Covid 19 was the biggest pandemic which was faced by the people for over a century. We again proved that humans cannot come together to solve a problem quickly. Millions of people lost their lives and livelihood and yet we all are living like nothing happened without being grateful for being alive today.

In [37]:
!python -m wget https://raw.githubusercontent.com/nytimes/covid-19-data/master/us-counties-2020.csv
!python -m wget https://raw.githubusercontent.com/nytimes/covid-19-data/master/us-counties-2021.csv
!python -m wget https://raw.githubusercontent.com/nytimes/covid-19-data/master/us-counties-2022.csv
!python -m wget https://raw.githubusercontent.com/nytimes/covid-19-data/master/us-counties-2023.csv

100% [....................................................] 35871900 / 35871900
Saved under us-counties-2020 (4).csv
100% [....................................................] 50311433 / 50311433
Saved under us-counties-2021 (4).csv
100% [....................................................] 51200840 / 51200840
Saved under us-counties-2022 (4).csv
100% [....................................................] 11541836 / 11541836
Saved under us-counties-2023 (4).csv


In [38]:
## importing the packages
import pandas as pd
import os
from pathlib import Path
import duckdb
import numpy as np

# Get the current working directory
current_working_directory = os.getcwd()

# Convert the current working directory to a Path object
script_dir = Path(current_working_directory)

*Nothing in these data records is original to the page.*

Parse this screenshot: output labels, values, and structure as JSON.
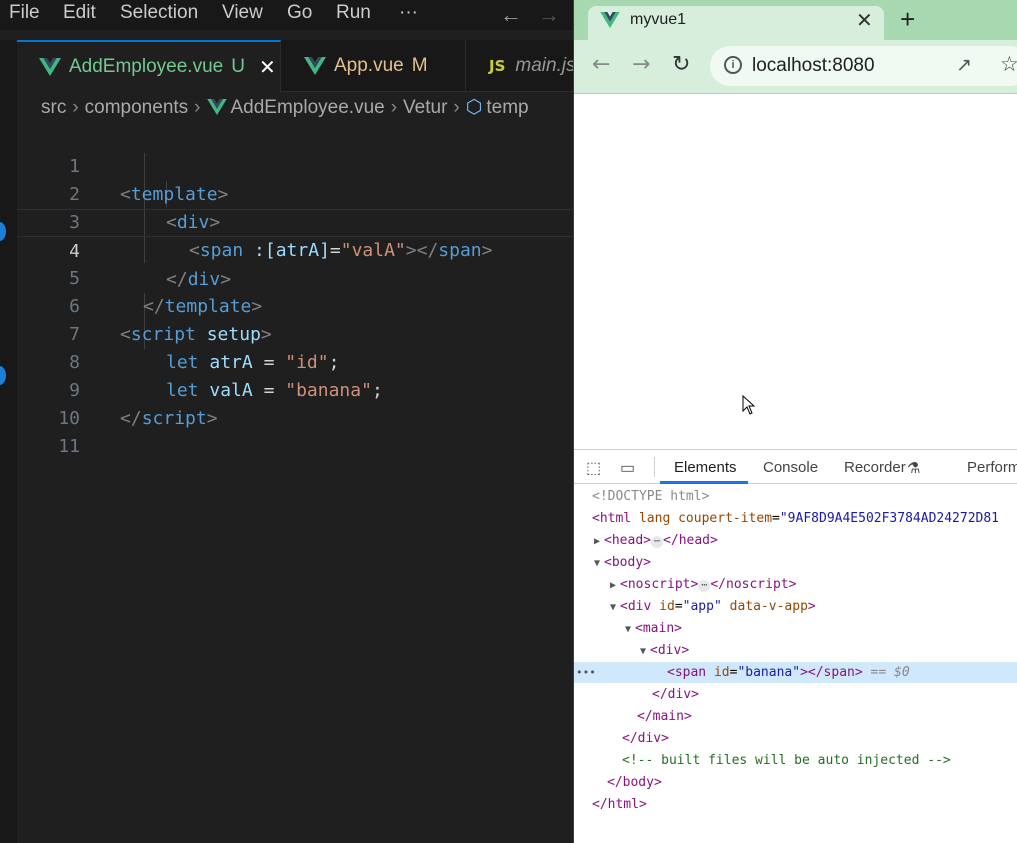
{
  "vscode": {
    "menu": [
      "File",
      "Edit",
      "Selection",
      "View",
      "Go",
      "Run",
      "···"
    ],
    "tabs": [
      {
        "label": "AddEmployee.vue",
        "flag": "U",
        "close": "✕"
      },
      {
        "label": "App.vue",
        "flag": "M"
      },
      {
        "badge": "JS",
        "label": "main.js"
      }
    ],
    "breadcrumb": [
      "src",
      "components",
      "AddEmployee.vue",
      "Vetur",
      "temp"
    ],
    "current_line": 4,
    "code_lines": [
      {
        "n": "1"
      },
      {
        "n": "2"
      },
      {
        "n": "3"
      },
      {
        "n": "4"
      },
      {
        "n": "5"
      },
      {
        "n": "6"
      },
      {
        "n": "7"
      },
      {
        "n": "8"
      },
      {
        "n": "9"
      },
      {
        "n": "10"
      },
      {
        "n": "11"
      }
    ],
    "code": {
      "l1_tag": "template",
      "l2_tag": "div",
      "l3_tag": "span",
      "l3_attr": ":[atrA]",
      "l3_val": "\"valA\"",
      "l3_close": "span",
      "l4_tag": "div",
      "l5_tag": "template",
      "l6_tag": "script",
      "l6_attr": "setup",
      "l7_kw": "let",
      "l7_var": "atrA",
      "l7_val": "\"id\"",
      "l8_kw": "let",
      "l8_var": "valA",
      "l8_val": "\"banana\"",
      "l9_tag": "script"
    }
  },
  "browser": {
    "tab_title": "myvue1",
    "tab_close": "✕",
    "new_tab": "+",
    "url": "localhost:8080",
    "devtools": {
      "tabs": [
        "Elements",
        "Console",
        "Recorder",
        "Perform"
      ],
      "active_tab": "Elements",
      "tree": {
        "doctype": "<!DOCTYPE html>",
        "html_tag": "html",
        "html_attr_lang": "lang",
        "html_attr_cp": "coupert-item",
        "html_attr_cp_val": "\"9AF8D9A4E502F3784AD24272D81",
        "head": "head",
        "body": "body",
        "noscript": "noscript",
        "div_app_id": "\"app\"",
        "div_app_data": "data-v-app",
        "main": "main",
        "div": "div",
        "span_id": "\"banana\"",
        "eq_ref": "== $0",
        "comment": "<!-- built files will be auto injected -->"
      }
    }
  }
}
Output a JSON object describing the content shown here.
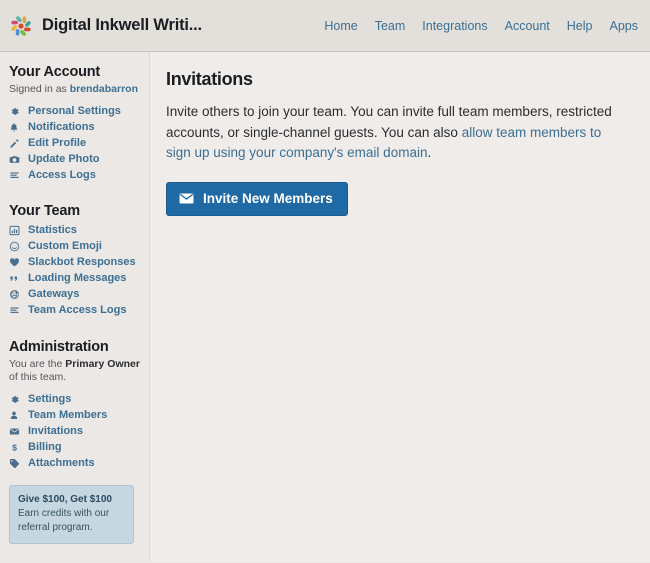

### Extracting the datasets of the US counties from the NY times github repo


* We are pulling datasets of the US counties from 2020 to 2023
* Each of these datasets are in csv format

In [39]:
def extract_data(dataset_path):
    """
    Extract the covid datasets from the csv file into dataframe and return the dataframe

    Parameters
    ----------
    dataset_path : str
        Name of the path and the file name 
    """
    try:
        covid = pd.read_csv(dataset_path)
    except FileNotFoundError:
        print("File not found.")
    except pd.errors.EmptyDataError:
        print("No data")
    except pd.errors.ParserError:
        print("Parse error")
    return covid

### Transform the dataset

* Merged all the datasets from 2020 to 2023.
* Add new columns to the dataset - DailyCases and DailyDeaths
* Filter the data to a given state

In [40]:
def transform(df_list, statename):
    """
    Transform the dataframes by concatinating all the given dataframes
    Filter the dataframe for the given statename
    Create new columns - DailyCases and DailyDeaths
    Return the transformed dataframe

    Parameters
    ----------
    df_list : list
        list of dataframe names
    statename : str
        Name of the state to be used to filter the records
    """
    ### Concating the dataframes into one single dataframe
    covid = pd.concat(df_list)

    ### Filtering the dataframe for the given state
    covid = covid[covid.state == statename]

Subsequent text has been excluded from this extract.